Netzwerk Kritische Kommunikationswissenschaft gegründet

Am 31. März 2017 gründete sich in Düsseldorf das Netzwerk Kritische Kommunikationswissenschaft (kurz: KriKoWi oder so ähnlich). Bereits in den Tagen zuvor waren zwölf deutschsprachige Kommunikationswissenschaftler, vom Master-Absolvent bis zum Professor, mit einem Gründungsaufruf an die (Fach-)Öffentlichkeit getreten. Das Interesse und Feedback war erstaunlich groß. Mehr als 30 KollegInnen fanden sich Ende März am Rande der Jahrestagung der Deutschen Gesellschaft für Publizistik und Kommunikationswissenschaft e.V. zusammen, um das Netzwerk zu gründen und über die zukünftige Arbeit zu diskutieren.

Kritik?

Dabei stand die Frage im Raum, was unter kritischer Kommunikationswissenschaft überhaupt zu verstehen sei. Der Gründungsaufruf dazu war bewusst offen gehalten und nannte „verschiedene Theorietraditionen, wie die kritische Politische Ökonomie der Medien und der Kommunikation, die kritischen Cultural Studies, den Autonomen Marxismus, die Frankfurter Schule, postmoderne und feministische Medientheorien, aber auch kritische psychoanalytische Ansätze.
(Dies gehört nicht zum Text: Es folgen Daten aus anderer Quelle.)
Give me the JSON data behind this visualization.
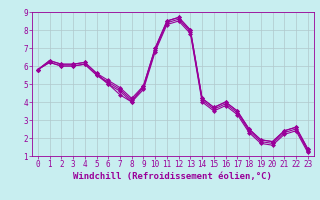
{
  "xlabel": "Windchill (Refroidissement éolien,°C)",
  "background_color": "#c8eef0",
  "line_color": "#990099",
  "xlim": [
    -0.5,
    23.5
  ],
  "ylim": [
    1,
    9
  ],
  "xticks": [
    0,
    1,
    2,
    3,
    4,
    5,
    6,
    7,
    8,
    9,
    10,
    11,
    12,
    13,
    14,
    15,
    16,
    17,
    18,
    19,
    20,
    21,
    22,
    23
  ],
  "yticks": [
    1,
    2,
    3,
    4,
    5,
    6,
    7,
    8,
    9
  ],
  "hours": [
    0,
    1,
    2,
    3,
    4,
    5,
    6,
    7,
    8,
    9,
    10,
    11,
    12,
    13,
    14,
    15,
    16,
    17,
    18,
    19,
    20,
    21,
    22,
    23
  ],
  "series": [
    [
      5.8,
      6.3,
      6.1,
      6.1,
      6.2,
      5.6,
      5.0,
      4.4,
      4.0,
      4.9,
      7.0,
      8.5,
      8.7,
      8.0,
      4.2,
      3.7,
      4.0,
      3.5,
      2.5,
      1.9,
      1.8,
      2.4,
      2.6,
      1.4
    ],
    [
      5.8,
      6.3,
      6.1,
      6.1,
      6.2,
      5.6,
      5.2,
      4.8,
      4.2,
      4.9,
      7.0,
      8.5,
      8.7,
      8.0,
      4.2,
      3.7,
      4.0,
      3.5,
      2.5,
      1.9,
      1.8,
      2.4,
      2.6,
      1.4
    ],
    [
      5.8,
      6.2,
      6.0,
      6.0,
      6.1,
      5.5,
      5.0,
      4.6,
      4.0,
      4.7,
      6.8,
      8.3,
      8.5,
      7.8,
      4.0,
      3.5,
      3.8,
      3.3,
      2.3,
      1.7,
      1.6,
      2.2,
      2.4,
      1.2
    ],
    [
      5.8,
      6.2,
      6.0,
      6.0,
      6.1,
      5.5,
      5.1,
      4.7,
      4.1,
      4.8,
      6.9,
      8.4,
      8.6,
      7.9,
      4.1,
      3.6,
      3.9,
      3.4,
      2.4,
      1.8,
      1.7,
      2.3,
      2.5,
      1.3
    ]
  ],
  "marker": "D",
  "markersize": 2,
  "linewidth": 0.8,
  "grid_color": "#b0c8cc",
  "tick_label_fontsize": 5.5,
  "xlabel_fontsize": 6.5
}
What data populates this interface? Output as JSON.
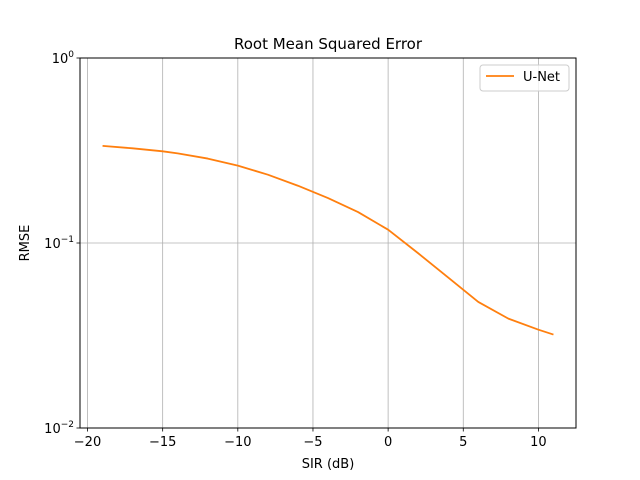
{
  "chart_data": {
    "type": "line",
    "title": "Root Mean Squared Error",
    "xlabel": "SIR (dB)",
    "ylabel": "RMSE",
    "xlim": [
      -20.5,
      12.5
    ],
    "ylim": [
      0.01,
      1
    ],
    "yscale": "log",
    "grid": true,
    "legend_position": "top-right",
    "x_ticks": [
      {
        "value": -20,
        "label": "−20"
      },
      {
        "value": -15,
        "label": "−15"
      },
      {
        "value": -10,
        "label": "−10"
      },
      {
        "value": -5,
        "label": "−5"
      },
      {
        "value": 0,
        "label": "0"
      },
      {
        "value": 5,
        "label": "5"
      },
      {
        "value": 10,
        "label": "10"
      }
    ],
    "y_ticks": [
      {
        "value": 0.01,
        "base": "10",
        "exp": "−2"
      },
      {
        "value": 0.1,
        "base": "10",
        "exp": "−1"
      },
      {
        "value": 1,
        "base": "10",
        "exp": "0"
      }
    ],
    "series": [
      {
        "name": "U-Net",
        "color": "#ff7f0e",
        "x": [
          -19,
          -17,
          -15,
          -14,
          -12,
          -10,
          -8,
          -6,
          -4,
          -2,
          0,
          2,
          4,
          6,
          8,
          10,
          11
        ],
        "y": [
          0.335,
          0.325,
          0.313,
          0.305,
          0.286,
          0.262,
          0.234,
          0.204,
          0.175,
          0.147,
          0.118,
          0.088,
          0.065,
          0.048,
          0.039,
          0.034,
          0.032
        ]
      }
    ]
  }
}
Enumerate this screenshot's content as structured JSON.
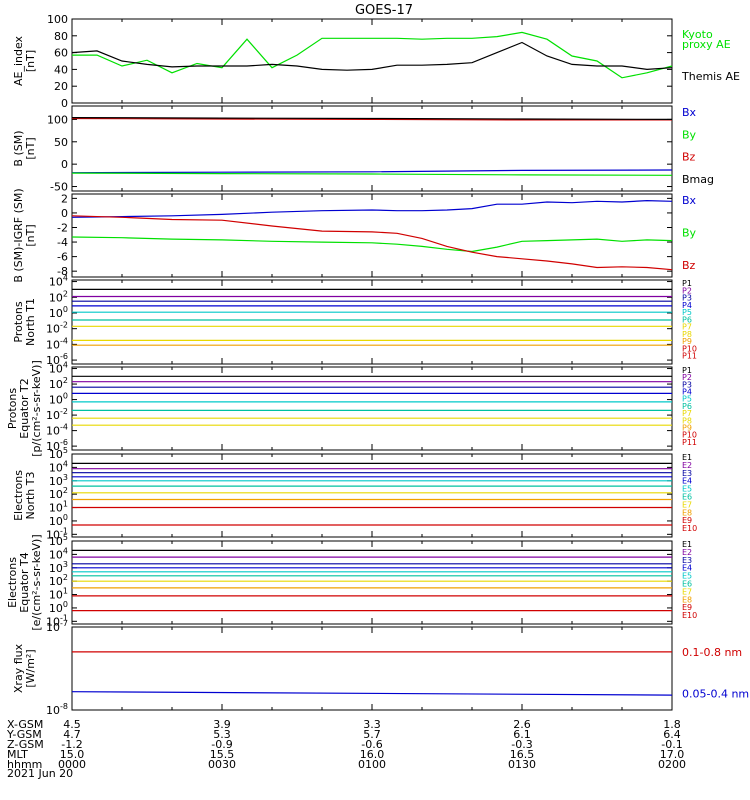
{
  "title": "GOES-17",
  "colors": {
    "black": "#000000",
    "green": "#00e000",
    "blue": "#0000d0",
    "red": "#d00000",
    "navy": "#0000a0",
    "cyan": "#00c8c8",
    "teal": "#00c0a0",
    "yellow": "#e8d800",
    "orange": "#f0a000",
    "purple": "#8000a0"
  },
  "chart_data": [
    {
      "type": "line",
      "id": "ae",
      "ylabel": [
        "AE_index",
        "[nT]"
      ],
      "yticks": [
        "100",
        "80",
        "60",
        "40",
        "20",
        "0"
      ],
      "ylim": [
        0,
        100
      ],
      "x": [
        0,
        5,
        10,
        15,
        20,
        25,
        30,
        35,
        40,
        45,
        50,
        55,
        60,
        65,
        70,
        75,
        80,
        85,
        90,
        95,
        100,
        105,
        110,
        115,
        120
      ],
      "series": [
        {
          "name": "Kyoto proxy AE",
          "color": "#00e000",
          "values": [
            57,
            57,
            44,
            51,
            36,
            47,
            42,
            76,
            42,
            57,
            77,
            77,
            77,
            77,
            76,
            77,
            77,
            79,
            84,
            76,
            56,
            50,
            30,
            36,
            44
          ]
        },
        {
          "name": "Themis AE",
          "color": "#000000",
          "values": [
            60,
            62,
            50,
            46,
            43,
            44,
            44,
            44,
            46,
            44,
            40,
            39,
            40,
            45,
            45,
            46,
            48,
            60,
            72,
            56,
            46,
            44,
            44,
            40,
            42
          ]
        }
      ],
      "legend": [
        {
          "text": "Kyoto",
          "color": "#00e000"
        },
        {
          "text": "proxy AE",
          "color": "#00e000"
        },
        {
          "text": "Themis AE",
          "color": "#000000"
        }
      ]
    },
    {
      "type": "line",
      "id": "bsm",
      "ylabel": [
        "B (SM)",
        "[nT]"
      ],
      "yticks": [
        "100",
        "50",
        "0",
        "-50"
      ],
      "ylim": [
        -60,
        130
      ],
      "x": [
        0,
        30,
        60,
        90,
        120
      ],
      "series": [
        {
          "name": "Bx",
          "color": "#0000d0",
          "values": [
            -19,
            -18,
            -17,
            -14,
            -13
          ]
        },
        {
          "name": "By",
          "color": "#00e000",
          "values": [
            -20,
            -21,
            -22,
            -24,
            -25
          ]
        },
        {
          "name": "Bz",
          "color": "#d00000",
          "values": [
            102,
            101,
            100,
            99,
            99
          ]
        },
        {
          "name": "Bmag",
          "color": "#000000",
          "values": [
            104,
            103,
            102,
            101,
            100
          ]
        }
      ],
      "legend": [
        {
          "text": "Bx",
          "color": "#0000d0"
        },
        {
          "text": "By",
          "color": "#00e000"
        },
        {
          "text": "Bz",
          "color": "#d00000"
        },
        {
          "text": "Bmag",
          "color": "#000000"
        }
      ]
    },
    {
      "type": "line",
      "id": "bdiff",
      "ylabel": [
        "B (SM)-IGRF (SM)",
        "[nT]"
      ],
      "yticks": [
        "2",
        "0",
        "-2",
        "-4",
        "-6",
        "-8"
      ],
      "ylim": [
        -8.8,
        2.6
      ],
      "x": [
        0,
        10,
        20,
        30,
        40,
        50,
        60,
        65,
        70,
        75,
        80,
        85,
        90,
        95,
        100,
        105,
        110,
        115,
        120
      ],
      "series": [
        {
          "name": "Bx",
          "color": "#0000d0",
          "values": [
            -0.6,
            -0.5,
            -0.4,
            -0.2,
            0.1,
            0.3,
            0.4,
            0.3,
            0.3,
            0.4,
            0.6,
            1.2,
            1.2,
            1.5,
            1.4,
            1.6,
            1.5,
            1.7,
            1.6
          ]
        },
        {
          "name": "By",
          "color": "#00e000",
          "values": [
            -3.3,
            -3.4,
            -3.6,
            -3.7,
            -3.9,
            -4.0,
            -4.1,
            -4.3,
            -4.6,
            -5.0,
            -5.3,
            -4.7,
            -3.9,
            -3.8,
            -3.7,
            -3.6,
            -3.9,
            -3.7,
            -3.8
          ]
        },
        {
          "name": "Bz",
          "color": "#d00000",
          "values": [
            -0.4,
            -0.6,
            -0.9,
            -1.0,
            -1.8,
            -2.5,
            -2.6,
            -2.8,
            -3.5,
            -4.6,
            -5.4,
            -6.0,
            -6.3,
            -6.6,
            -7.0,
            -7.5,
            -7.4,
            -7.5,
            -7.8
          ]
        }
      ],
      "legend": [
        {
          "text": "Bx",
          "color": "#0000d0"
        },
        {
          "text": "By",
          "color": "#00e000"
        },
        {
          "text": "Bz",
          "color": "#d00000"
        }
      ]
    },
    {
      "type": "line",
      "id": "pnorth",
      "ylabel": [
        "Protons",
        "North T1"
      ],
      "ytick_exponents": [
        "4",
        "2",
        "0",
        "-2",
        "-4",
        "-6"
      ],
      "ylim_log10": [
        -6.5,
        4.2
      ],
      "x": [
        0,
        120
      ],
      "series": [
        {
          "name": "P1",
          "color": "#000000",
          "values_log10": [
            3.0,
            3.0
          ]
        },
        {
          "name": "P2",
          "color": "#8000a0",
          "values_log10": [
            2.1,
            2.1
          ]
        },
        {
          "name": "P3",
          "color": "#0000a0",
          "values_log10": [
            1.5,
            1.5
          ]
        },
        {
          "name": "P4",
          "color": "#0000d0",
          "values_log10": [
            0.9,
            0.9
          ]
        },
        {
          "name": "P5",
          "color": "#00c8c8",
          "values_log10": [
            0.1,
            0.1
          ]
        },
        {
          "name": "P6",
          "color": "#00c0a0",
          "values_log10": [
            -0.9,
            -0.9
          ]
        },
        {
          "name": "P7",
          "color": "#e8d800",
          "values_log10": [
            -1.7,
            -1.7
          ]
        },
        {
          "name": "P8",
          "color": "#e8d800",
          "values_log10": [
            -3.5,
            -3.5
          ]
        },
        {
          "name": "P9",
          "color": "#f0a000",
          "values_log10": [
            -4.1,
            -4.1
          ]
        }
      ],
      "legend": [
        {
          "text": "P1",
          "color": "#000000"
        },
        {
          "text": "P2",
          "color": "#8000a0"
        },
        {
          "text": "P3",
          "color": "#0000a0"
        },
        {
          "text": "P4",
          "color": "#0000d0"
        },
        {
          "text": "P5",
          "color": "#00c8c8"
        },
        {
          "text": "P6",
          "color": "#00c0a0"
        },
        {
          "text": "P7",
          "color": "#e8d800"
        },
        {
          "text": "P8",
          "color": "#e8d800"
        },
        {
          "text": "P9",
          "color": "#f0a000"
        },
        {
          "text": "P10",
          "color": "#d00000"
        },
        {
          "text": "P11",
          "color": "#d00000"
        }
      ]
    },
    {
      "type": "line",
      "id": "peq",
      "ylabel": [
        "Protons",
        "Equator T2",
        "[p/(cm²-s-sr-keV)]"
      ],
      "ytick_exponents": [
        "4",
        "2",
        "0",
        "-2",
        "-4",
        "-6"
      ],
      "ylim_log10": [
        -6.5,
        4.2
      ],
      "x": [
        0,
        120
      ],
      "series": [
        {
          "name": "P1",
          "color": "#000000",
          "values_log10": [
            3.0,
            3.0
          ]
        },
        {
          "name": "P2",
          "color": "#8000a0",
          "values_log10": [
            2.3,
            2.3
          ]
        },
        {
          "name": "P3",
          "color": "#0000a0",
          "values_log10": [
            1.6,
            1.6
          ]
        },
        {
          "name": "P4",
          "color": "#0000d0",
          "values_log10": [
            0.8,
            0.8
          ]
        },
        {
          "name": "P5",
          "color": "#00c8c8",
          "values_log10": [
            -0.3,
            -0.3
          ]
        },
        {
          "name": "P6",
          "color": "#00c0a0",
          "values_log10": [
            -1.4,
            -1.4
          ]
        },
        {
          "name": "P7",
          "color": "#e8d800",
          "values_log10": [
            -2.4,
            -2.4
          ]
        },
        {
          "name": "P8",
          "color": "#e8d800",
          "values_log10": [
            -3.3,
            -3.3
          ]
        }
      ],
      "legend": [
        {
          "text": "P1",
          "color": "#000000"
        },
        {
          "text": "P2",
          "color": "#8000a0"
        },
        {
          "text": "P3",
          "color": "#0000a0"
        },
        {
          "text": "P4",
          "color": "#0000d0"
        },
        {
          "text": "P5",
          "color": "#00c8c8"
        },
        {
          "text": "P6",
          "color": "#00c0a0"
        },
        {
          "text": "P7",
          "color": "#e8d800"
        },
        {
          "text": "P8",
          "color": "#e8d800"
        },
        {
          "text": "P9",
          "color": "#f0a000"
        },
        {
          "text": "P10",
          "color": "#d00000"
        },
        {
          "text": "P11",
          "color": "#d00000"
        }
      ]
    },
    {
      "type": "line",
      "id": "enorth",
      "ylabel": [
        "Electrons",
        "North T3"
      ],
      "ytick_exponents": [
        "5",
        "4",
        "3",
        "2",
        "1",
        "0",
        "-1"
      ],
      "ylim_log10": [
        -1.2,
        5.0
      ],
      "x": [
        0,
        120
      ],
      "series": [
        {
          "name": "E1",
          "color": "#000000",
          "values_log10": [
            4.3,
            4.3
          ]
        },
        {
          "name": "E2",
          "color": "#8000a0",
          "values_log10": [
            3.9,
            3.9
          ]
        },
        {
          "name": "E3",
          "color": "#0000a0",
          "values_log10": [
            3.6,
            3.6
          ]
        },
        {
          "name": "E4",
          "color": "#0000d0",
          "values_log10": [
            3.3,
            3.3
          ]
        },
        {
          "name": "E5",
          "color": "#00c8c8",
          "values_log10": [
            3.0,
            3.0
          ]
        },
        {
          "name": "E6",
          "color": "#00c0a0",
          "values_log10": [
            2.6,
            2.6
          ]
        },
        {
          "name": "E7",
          "color": "#e8d800",
          "values_log10": [
            2.1,
            2.1
          ]
        },
        {
          "name": "E8",
          "color": "#f0a000",
          "values_log10": [
            1.6,
            1.6
          ]
        },
        {
          "name": "E9",
          "color": "#d00000",
          "values_log10": [
            1.0,
            1.0
          ]
        },
        {
          "name": "E10",
          "color": "#d00000",
          "values_log10": [
            -0.3,
            -0.3
          ]
        }
      ],
      "legend": [
        {
          "text": "E1",
          "color": "#000000"
        },
        {
          "text": "E2",
          "color": "#8000a0"
        },
        {
          "text": "E3",
          "color": "#0000a0"
        },
        {
          "text": "E4",
          "color": "#0000d0"
        },
        {
          "text": "E5",
          "color": "#00c8c8"
        },
        {
          "text": "E6",
          "color": "#00c0a0"
        },
        {
          "text": "E7",
          "color": "#e8d800"
        },
        {
          "text": "E8",
          "color": "#f0a000"
        },
        {
          "text": "E9",
          "color": "#d00000"
        },
        {
          "text": "E10",
          "color": "#d00000"
        }
      ]
    },
    {
      "type": "line",
      "id": "eeq",
      "ylabel": [
        "Electrons",
        "Equator T4",
        "[e/(cm²-s-sr-keV)]"
      ],
      "ytick_exponents": [
        "5",
        "4",
        "3",
        "2",
        "1",
        "0",
        "-1"
      ],
      "ylim_log10": [
        -1.2,
        5.0
      ],
      "x": [
        0,
        120
      ],
      "series": [
        {
          "name": "E1",
          "color": "#000000",
          "values_log10": [
            4.3,
            4.3
          ]
        },
        {
          "name": "E2",
          "color": "#8000a0",
          "values_log10": [
            3.8,
            3.8
          ]
        },
        {
          "name": "E3",
          "color": "#0000a0",
          "values_log10": [
            3.3,
            3.3
          ]
        },
        {
          "name": "E4",
          "color": "#0000d0",
          "values_log10": [
            3.0,
            3.0
          ]
        },
        {
          "name": "E5",
          "color": "#00c8c8",
          "values_log10": [
            2.7,
            2.7
          ]
        },
        {
          "name": "E6",
          "color": "#00c0a0",
          "values_log10": [
            2.4,
            2.4
          ]
        },
        {
          "name": "E7",
          "color": "#e8d800",
          "values_log10": [
            2.0,
            2.0
          ]
        },
        {
          "name": "E8",
          "color": "#f0a000",
          "values_log10": [
            1.5,
            1.5
          ]
        },
        {
          "name": "E9",
          "color": "#d00000",
          "values_log10": [
            0.9,
            0.9
          ]
        },
        {
          "name": "E10",
          "color": "#d00000",
          "values_log10": [
            -0.2,
            -0.2
          ]
        }
      ],
      "legend": [
        {
          "text": "E1",
          "color": "#000000"
        },
        {
          "text": "E2",
          "color": "#8000a0"
        },
        {
          "text": "E3",
          "color": "#0000a0"
        },
        {
          "text": "E4",
          "color": "#0000d0"
        },
        {
          "text": "E5",
          "color": "#00c8c8"
        },
        {
          "text": "E6",
          "color": "#00c0a0"
        },
        {
          "text": "E7",
          "color": "#e8d800"
        },
        {
          "text": "E8",
          "color": "#f0a000"
        },
        {
          "text": "E9",
          "color": "#d00000"
        },
        {
          "text": "E10",
          "color": "#d00000"
        }
      ]
    },
    {
      "type": "line",
      "id": "xray",
      "ylabel": [
        "Xray flux",
        "[W/m²]"
      ],
      "ytick_exponents": [
        "-7",
        "-8"
      ],
      "ylim_log10": [
        -8.0,
        -7.0
      ],
      "x": [
        0,
        120
      ],
      "series": [
        {
          "name": "0.1-0.8 nm",
          "color": "#d00000",
          "values_log10": [
            -7.3,
            -7.3
          ]
        },
        {
          "name": "0.05-0.4 nm",
          "color": "#0000d0",
          "values_log10": [
            -7.78,
            -7.82
          ]
        }
      ],
      "legend": [
        {
          "text": "0.1-0.8 nm",
          "color": "#d00000"
        },
        {
          "text": "0.05-0.4 nm",
          "color": "#0000d0"
        }
      ]
    }
  ],
  "xaxis": {
    "row_labels": [
      "X-GSM",
      "Y-GSM",
      "Z-GSM",
      "MLT",
      "hhmm",
      "2021 Jun 20"
    ],
    "columns": [
      {
        "x": 0,
        "values": [
          "4.5",
          "4.7",
          "-1.2",
          "15.0",
          "0000"
        ]
      },
      {
        "x": 30,
        "values": [
          "3.9",
          "5.3",
          "-0.9",
          "15.5",
          "0030"
        ]
      },
      {
        "x": 60,
        "values": [
          "3.3",
          "5.7",
          "-0.6",
          "16.0",
          "0100"
        ]
      },
      {
        "x": 90,
        "values": [
          "2.6",
          "6.1",
          "-0.3",
          "16.5",
          "0130"
        ]
      },
      {
        "x": 120,
        "values": [
          "1.8",
          "6.4",
          "-0.1",
          "17.0",
          "0200"
        ]
      }
    ]
  }
}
Auch viele aktuelle Initiativen wie Platform Cooperativism, Free/Libre Open Source Software, Adbusting, Medienreformbewegungen, Non-Profit Free Open Access und Alternative Medien.“ Die Diskussion läuft noch und erst in den kommenden Monaten wird sich dazu vermutlich ein Standpunkt bilden.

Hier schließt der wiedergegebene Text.